Seminář UPSY: Hrabáček R.: Evolutionary Algorithms for Approximate Computing (cvičná obhajoba tezí disertační práce)
Computers or computer based systems play a crucial role in people's everyday lives, embedded systems can be found almost everywhere. More and more applications area able to tolerate inaccurate or incorrect computations to a certain extent due to imperfections of human senses, statistical data processing, noisy input data etc. At the same time, power efficiency is becoming increasingly important property of computing platforms, especially because of limited power supply capacity of embedded devices. Approximate computing, an emerging paradigm, takes advantage of relaxed functionality requirements to make computer systems more efficient in terms of energy consumption, computing speed or complexity.
Error resilient applications can achieve significant savings while still serving their purpose with the same or a slightly degraded quality.
The complexity of computer systems is permanently growing and thus, automated design tools have to deal with more and more complex problems specified on higher level of abstraction than before.

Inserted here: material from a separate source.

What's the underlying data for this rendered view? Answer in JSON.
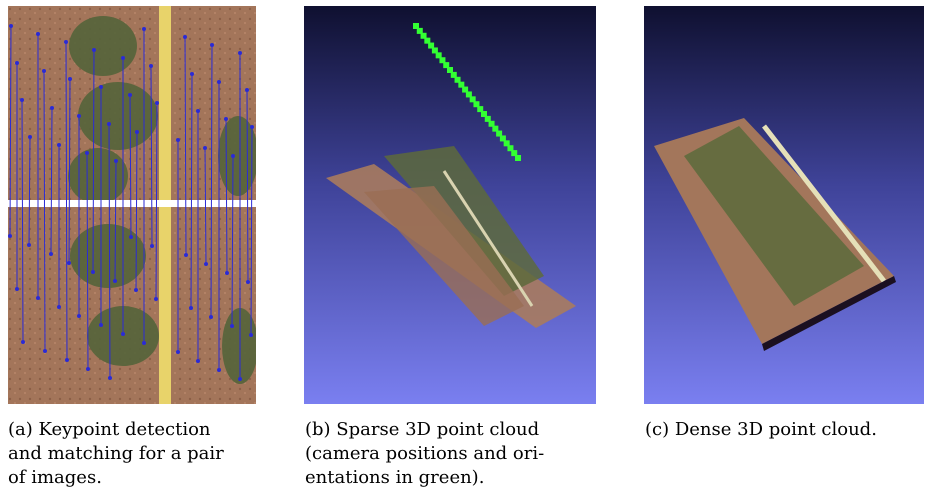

The same holds true for approximate computing. Even though new methods are emerging, there is a lack of methods for approximate computing offering a numerous set of trade-off solutions. Evolutionary algorithms (EAs) have been confirmed to bring innovative solutions to complex problems. Recently, complex digital circuits have been optimized by means of EAs while the scalability of the methods has been improved substantially. The goal of this report is to analyze existing approximate computing techniques and evolutionary computation methods, identify open problems that need to be solved, isolate the topic of the Ph.D. thesis and set up a plan how to solve the problems.